El mal es constante / reiterativo
es en sí mismo no es instrumento
se sirve de nosotros / nos desata.
Succiona nuestro ser y nos arrastra.
Esta toma mordaz nuestro interior oprime
nace en el ser / ser en el tiempo
al ser temporal / no eterno
atormenta al corazón que araña el tiempo.
El mal es mortal apego
pérfido raciocinio
se hace dueño y señor de quienes ata
ser esclavos del placer y el egoísmo
es el pago de sus falsas artimañas.
El mal toma al ser en el engaño
nos hace desleales para sí mismos
bebe el sufrimiento
goza el daño
es ego
posesión que embarga el alma.
El mal tiene distintas dimensiones
es un poder de muchas caras
es poliforme acumulación de cargas
agridulce manto en mil llamadas.
Es un arrullo inexistente
es vorágine
sabor de llanto
razonamiento pérfido
fortaleza / engaño
arrastre imperedne
mar sin encantos.
Él toma nuestro ser y nos arrastra
es llamado de mutuo gusto
presa somos mas no inocentes
nuestra entrega es para él
para sí mismos
le rendimos el ser
y él va en su apego.
Es un gusto mutuo
una clara entrega
nuestra mente y ser a su servicio
propicios le tomamos
le damos culto
nos vence su simiente
el error es su tarea.
El mal construye equívocos
en nuestro interior refugio
ciega la esencia
desata el llanto
constreñidos buscamos los cantos
de todo placer
todo encanto
en la atiborrada esencia del desengaño.
El mal como entidad interna al hombre
no tiene fuera de nuestro pecho desarrollo
nuestra mente y corazón son su campo
donde puede germinar su esencia
crecer el desamor
y toda perversión ser enorme.
La semilla de bondad que el Señor puso
no estalla / queda invernante
pasara el tiempo pasaran los lustros
allí en nuestro interior seguirá Él anhelante.
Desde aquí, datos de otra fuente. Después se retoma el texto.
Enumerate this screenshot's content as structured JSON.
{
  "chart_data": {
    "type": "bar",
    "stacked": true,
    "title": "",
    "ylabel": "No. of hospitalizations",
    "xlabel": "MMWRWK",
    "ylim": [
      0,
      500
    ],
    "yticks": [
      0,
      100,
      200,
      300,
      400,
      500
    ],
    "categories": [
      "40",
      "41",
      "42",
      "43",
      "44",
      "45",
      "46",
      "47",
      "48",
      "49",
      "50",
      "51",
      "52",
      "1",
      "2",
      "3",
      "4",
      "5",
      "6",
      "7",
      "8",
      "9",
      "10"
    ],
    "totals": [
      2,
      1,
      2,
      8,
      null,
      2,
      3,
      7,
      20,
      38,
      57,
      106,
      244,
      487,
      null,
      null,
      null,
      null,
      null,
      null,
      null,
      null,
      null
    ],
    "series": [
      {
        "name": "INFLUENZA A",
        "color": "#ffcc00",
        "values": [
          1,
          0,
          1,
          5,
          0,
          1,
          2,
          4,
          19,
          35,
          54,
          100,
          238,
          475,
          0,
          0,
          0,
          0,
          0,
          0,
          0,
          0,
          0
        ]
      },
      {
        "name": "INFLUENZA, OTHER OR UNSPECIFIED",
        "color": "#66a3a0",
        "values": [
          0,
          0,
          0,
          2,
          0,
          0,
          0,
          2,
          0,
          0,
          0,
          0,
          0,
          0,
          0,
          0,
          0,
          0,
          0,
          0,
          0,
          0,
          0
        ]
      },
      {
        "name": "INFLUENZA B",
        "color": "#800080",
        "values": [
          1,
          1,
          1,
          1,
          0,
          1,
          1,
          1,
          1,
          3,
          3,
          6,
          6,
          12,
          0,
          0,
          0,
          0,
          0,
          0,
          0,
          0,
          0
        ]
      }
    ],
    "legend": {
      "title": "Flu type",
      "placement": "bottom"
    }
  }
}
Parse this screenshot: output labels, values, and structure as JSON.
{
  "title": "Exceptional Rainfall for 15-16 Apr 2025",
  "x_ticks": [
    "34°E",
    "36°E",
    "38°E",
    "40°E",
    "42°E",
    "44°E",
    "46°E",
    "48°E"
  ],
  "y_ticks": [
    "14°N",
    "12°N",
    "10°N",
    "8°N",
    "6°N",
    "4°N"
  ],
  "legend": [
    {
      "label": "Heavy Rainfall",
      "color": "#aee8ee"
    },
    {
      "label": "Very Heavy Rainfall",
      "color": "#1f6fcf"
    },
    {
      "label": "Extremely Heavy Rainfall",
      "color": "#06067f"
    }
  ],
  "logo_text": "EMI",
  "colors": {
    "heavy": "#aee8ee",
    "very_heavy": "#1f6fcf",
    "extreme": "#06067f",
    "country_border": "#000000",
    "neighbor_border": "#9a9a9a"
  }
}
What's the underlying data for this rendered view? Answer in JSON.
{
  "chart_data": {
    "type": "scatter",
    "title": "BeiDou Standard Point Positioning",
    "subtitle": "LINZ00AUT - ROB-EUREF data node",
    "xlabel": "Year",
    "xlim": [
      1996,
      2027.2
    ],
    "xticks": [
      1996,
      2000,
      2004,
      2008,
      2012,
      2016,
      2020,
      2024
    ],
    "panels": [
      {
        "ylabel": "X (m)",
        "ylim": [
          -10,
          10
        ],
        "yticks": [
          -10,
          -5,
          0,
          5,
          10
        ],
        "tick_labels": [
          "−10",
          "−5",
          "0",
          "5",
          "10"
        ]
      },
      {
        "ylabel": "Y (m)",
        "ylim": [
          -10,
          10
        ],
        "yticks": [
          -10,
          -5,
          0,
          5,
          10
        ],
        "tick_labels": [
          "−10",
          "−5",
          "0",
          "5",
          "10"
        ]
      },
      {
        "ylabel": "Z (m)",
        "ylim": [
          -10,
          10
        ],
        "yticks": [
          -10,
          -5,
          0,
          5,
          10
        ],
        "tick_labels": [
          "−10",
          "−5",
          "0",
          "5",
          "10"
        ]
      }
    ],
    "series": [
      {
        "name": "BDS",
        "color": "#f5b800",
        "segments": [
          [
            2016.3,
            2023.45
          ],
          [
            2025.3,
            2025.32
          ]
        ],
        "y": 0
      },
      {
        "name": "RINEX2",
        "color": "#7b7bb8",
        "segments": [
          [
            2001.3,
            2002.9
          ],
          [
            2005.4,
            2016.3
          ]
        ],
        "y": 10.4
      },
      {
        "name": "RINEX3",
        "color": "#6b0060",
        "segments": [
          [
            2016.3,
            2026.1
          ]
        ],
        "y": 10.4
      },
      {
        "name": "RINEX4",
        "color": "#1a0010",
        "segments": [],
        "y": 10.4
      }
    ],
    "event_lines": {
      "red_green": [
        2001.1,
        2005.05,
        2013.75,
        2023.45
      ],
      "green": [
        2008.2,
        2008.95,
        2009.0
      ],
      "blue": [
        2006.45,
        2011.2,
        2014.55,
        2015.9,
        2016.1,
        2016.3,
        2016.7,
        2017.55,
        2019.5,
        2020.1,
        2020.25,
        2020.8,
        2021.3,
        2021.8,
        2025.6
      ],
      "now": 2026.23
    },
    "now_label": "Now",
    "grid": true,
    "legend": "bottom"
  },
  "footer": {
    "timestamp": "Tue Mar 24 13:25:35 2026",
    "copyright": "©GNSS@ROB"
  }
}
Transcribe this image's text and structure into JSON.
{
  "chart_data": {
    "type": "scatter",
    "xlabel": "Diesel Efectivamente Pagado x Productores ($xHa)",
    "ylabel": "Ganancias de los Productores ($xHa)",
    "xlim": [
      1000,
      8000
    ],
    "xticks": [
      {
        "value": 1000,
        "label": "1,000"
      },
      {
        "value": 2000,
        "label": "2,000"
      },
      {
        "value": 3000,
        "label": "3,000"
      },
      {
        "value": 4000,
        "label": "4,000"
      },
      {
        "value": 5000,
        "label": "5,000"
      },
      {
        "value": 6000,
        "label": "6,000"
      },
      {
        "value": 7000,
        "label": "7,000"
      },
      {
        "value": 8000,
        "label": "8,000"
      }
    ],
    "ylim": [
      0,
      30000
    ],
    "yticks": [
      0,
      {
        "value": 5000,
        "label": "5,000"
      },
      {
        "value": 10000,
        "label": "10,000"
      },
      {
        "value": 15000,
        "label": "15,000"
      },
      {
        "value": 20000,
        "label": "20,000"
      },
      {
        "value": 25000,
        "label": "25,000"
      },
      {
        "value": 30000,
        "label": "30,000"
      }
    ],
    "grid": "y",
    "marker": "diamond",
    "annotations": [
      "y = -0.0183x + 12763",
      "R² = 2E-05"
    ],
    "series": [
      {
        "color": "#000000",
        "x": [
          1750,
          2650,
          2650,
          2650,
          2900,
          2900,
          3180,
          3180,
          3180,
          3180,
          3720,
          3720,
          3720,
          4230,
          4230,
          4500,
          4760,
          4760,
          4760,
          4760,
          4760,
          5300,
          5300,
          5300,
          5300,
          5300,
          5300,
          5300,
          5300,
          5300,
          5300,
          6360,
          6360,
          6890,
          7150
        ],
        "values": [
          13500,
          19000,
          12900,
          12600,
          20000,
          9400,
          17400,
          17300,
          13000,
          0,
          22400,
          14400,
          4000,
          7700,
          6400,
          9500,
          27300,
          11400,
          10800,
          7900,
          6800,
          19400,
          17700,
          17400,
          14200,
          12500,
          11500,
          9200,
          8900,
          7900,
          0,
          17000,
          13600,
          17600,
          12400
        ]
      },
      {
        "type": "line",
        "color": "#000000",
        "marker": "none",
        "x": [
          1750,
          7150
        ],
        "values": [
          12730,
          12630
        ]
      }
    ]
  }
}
Romper con el desamor es tarea dura
si él nos toma / él nos agota
nuestro pensamiento se centra en ser para sí mismos
atar el tiempo al gozo no da tregua.
Cruda alabanza / mar sin calma
queremos para sí a cada instante
el mal es un querubín en loco embate
salido de su cause y su tarea.
Debemos procurar un no a su norte
la ecuánime compasión es buen remedio
debelar su accionar a cada instante
apartarlo de sí / alejar su faena.
No debemos rendirnos a su encanto
a su constante devenir
a su extravío
debemos saber que a cada instante
como olas del mar él nos golpea.
Interpongamos ante el mal la vida plena
interpongamos el escudo del Señor
su ser ecuánime
su sublime bondad
el apego al Amor
el buscar claridad
en nuestra esencia.
El aceptar al Señor en su llamada
con voluntad puesta a su servicio
nos da calma
nos da alegría
se aleja el mal
se gana esencia.
¡Remedio sublime
bella fortuna
vence al mal
puestos en tus manos
danos libertad
y al espíritu aquieta!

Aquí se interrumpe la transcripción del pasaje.